Emms is currently wanted in the US where he faces up to 20 years in prison for allegedly teaching North Korean government officials at the conference how to use blockchain to launder money and avoid US sanctions – crimes he allegedly committed while active under Malta’s Blockchain Ordeal.
Emms was subsequently placed on the FBI’s wanted list for teaching the technology to North Korea – has said he is now seeking political asylum in Russia.
More light is also being shed on the shady dealings Binance is suspected of running through Malta during its year-long 2018-2019 stay on “Blockchain Island”.
The latest revelation is that Binance had processed close to $346 million in bitcoin for Bitzlato – a digital currency exchange whose founder was arrested by US authorities last week over allegations that the exchange ran a “money laundering engine”.
The US Department of Justice charged Bitzlato’s co-founder and majority shareholder Anatoly Legkodymov, a Russian living in China, on January 18 with operating an unlicensed money exchange business that “operated a high-tech axis of cryptocrime” by processing $700 million in illicit funds.
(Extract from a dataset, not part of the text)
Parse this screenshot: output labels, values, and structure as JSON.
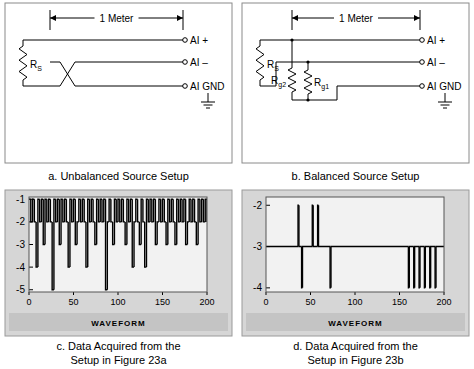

Binance was among Bitzlato’s top three counterparties by the amount of bitcoin received between May 2018 and September 2022, according to the US Treasury’s Financial Crimes Enforcement Network (FinCEN).
Binance chief strategy officer Patrick Hillmann recently admitted in an interview with The Washington Post that the world’s largest cryptocurrency exchange, which established itself in Malta in 2018, “had flaws in its approach to regulatory compliance in the early years of its rapid expansion.”
The company, he said, has now changed its ways and is trying to make a clean break from its early days of shaky regulatory compliance.